John Hudak, of the Brookings Institution, said Mr. Obama has shown that if he cannot get something through Congress, he will do what he can from a unilateral perspective to get things done.
“So it ends up being quite an irony. If the president could get something from Congress on a compromise, he might take that, but instead, since he’s not getting much of anything from Capitol Hill, he essentially is taking everything he wants, and the unilateral actions let him do that in a pretty substantial way,” Mr. Hudak said.
Just as the Democrats took shots at Mr. Bush’s executive authority during the 2008 primary season, so Mr. Obama’s powers were a target in this year’s Republican campaign — particularly for Rep. Ron Paul of Texas, the libertarian icon who argued that Republicans have become too eager to sacrifice individual liberties in the name of national security.
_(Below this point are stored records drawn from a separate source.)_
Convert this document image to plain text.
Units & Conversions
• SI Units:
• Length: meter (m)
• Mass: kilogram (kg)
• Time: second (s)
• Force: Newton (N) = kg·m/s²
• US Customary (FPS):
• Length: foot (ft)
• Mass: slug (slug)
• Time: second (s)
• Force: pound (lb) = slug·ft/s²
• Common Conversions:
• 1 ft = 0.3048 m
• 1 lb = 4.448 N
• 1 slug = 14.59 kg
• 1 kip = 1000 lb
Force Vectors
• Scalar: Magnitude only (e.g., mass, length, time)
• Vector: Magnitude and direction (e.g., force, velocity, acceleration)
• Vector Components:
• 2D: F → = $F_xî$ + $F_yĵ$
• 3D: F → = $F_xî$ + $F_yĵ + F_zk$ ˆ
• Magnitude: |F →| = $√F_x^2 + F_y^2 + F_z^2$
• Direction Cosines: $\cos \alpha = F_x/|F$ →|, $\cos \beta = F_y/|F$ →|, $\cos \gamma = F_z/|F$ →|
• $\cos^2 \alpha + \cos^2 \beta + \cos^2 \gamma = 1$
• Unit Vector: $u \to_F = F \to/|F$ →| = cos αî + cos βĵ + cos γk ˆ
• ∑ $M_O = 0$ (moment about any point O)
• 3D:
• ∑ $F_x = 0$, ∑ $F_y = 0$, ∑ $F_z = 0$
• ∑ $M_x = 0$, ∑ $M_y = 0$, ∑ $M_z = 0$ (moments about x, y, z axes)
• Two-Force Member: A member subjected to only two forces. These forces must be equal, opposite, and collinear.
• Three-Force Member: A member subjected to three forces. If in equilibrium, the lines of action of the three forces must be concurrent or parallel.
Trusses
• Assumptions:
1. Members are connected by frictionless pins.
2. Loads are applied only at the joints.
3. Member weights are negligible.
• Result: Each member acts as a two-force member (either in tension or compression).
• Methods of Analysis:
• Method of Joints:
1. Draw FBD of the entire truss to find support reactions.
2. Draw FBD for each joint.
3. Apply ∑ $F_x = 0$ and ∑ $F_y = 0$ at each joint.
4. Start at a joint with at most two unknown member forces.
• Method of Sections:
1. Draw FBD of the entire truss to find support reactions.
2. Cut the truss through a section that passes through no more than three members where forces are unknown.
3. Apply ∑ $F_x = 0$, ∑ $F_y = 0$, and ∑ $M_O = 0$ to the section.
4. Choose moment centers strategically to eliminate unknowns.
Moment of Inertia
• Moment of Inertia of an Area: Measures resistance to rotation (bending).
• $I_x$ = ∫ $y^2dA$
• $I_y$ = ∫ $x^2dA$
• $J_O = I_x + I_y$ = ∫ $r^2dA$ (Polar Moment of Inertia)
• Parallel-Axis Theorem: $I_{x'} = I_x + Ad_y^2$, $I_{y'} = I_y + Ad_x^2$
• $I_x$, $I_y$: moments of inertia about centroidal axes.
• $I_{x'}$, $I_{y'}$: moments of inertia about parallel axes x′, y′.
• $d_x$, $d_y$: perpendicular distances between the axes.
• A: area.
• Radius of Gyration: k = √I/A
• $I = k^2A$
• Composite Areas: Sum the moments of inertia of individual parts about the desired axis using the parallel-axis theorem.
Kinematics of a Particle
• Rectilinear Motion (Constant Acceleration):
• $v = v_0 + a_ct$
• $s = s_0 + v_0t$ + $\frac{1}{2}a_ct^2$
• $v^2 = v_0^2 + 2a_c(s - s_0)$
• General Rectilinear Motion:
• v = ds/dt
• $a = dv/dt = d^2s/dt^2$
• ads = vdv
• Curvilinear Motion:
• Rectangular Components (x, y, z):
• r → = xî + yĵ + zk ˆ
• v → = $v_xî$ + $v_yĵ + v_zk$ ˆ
But debates over presidential power have given way to bread-and-butter issues such as jobs and recent foreign policy crises, leaving Mr. Romney room to recast himself and stake out the same kind of broad authority that Mr. Obama has claimed.
“All presidents have these extraordinary public expectations of them, and they have somewhere between four and eight years to try to address them and move the ball in a way that advances their policy objectives,” Mr. Howell said. “So no president is going to come forward and say ‘Give me less power.’ They are all interested in acquiring and guarding and nurturing as much power as they can.”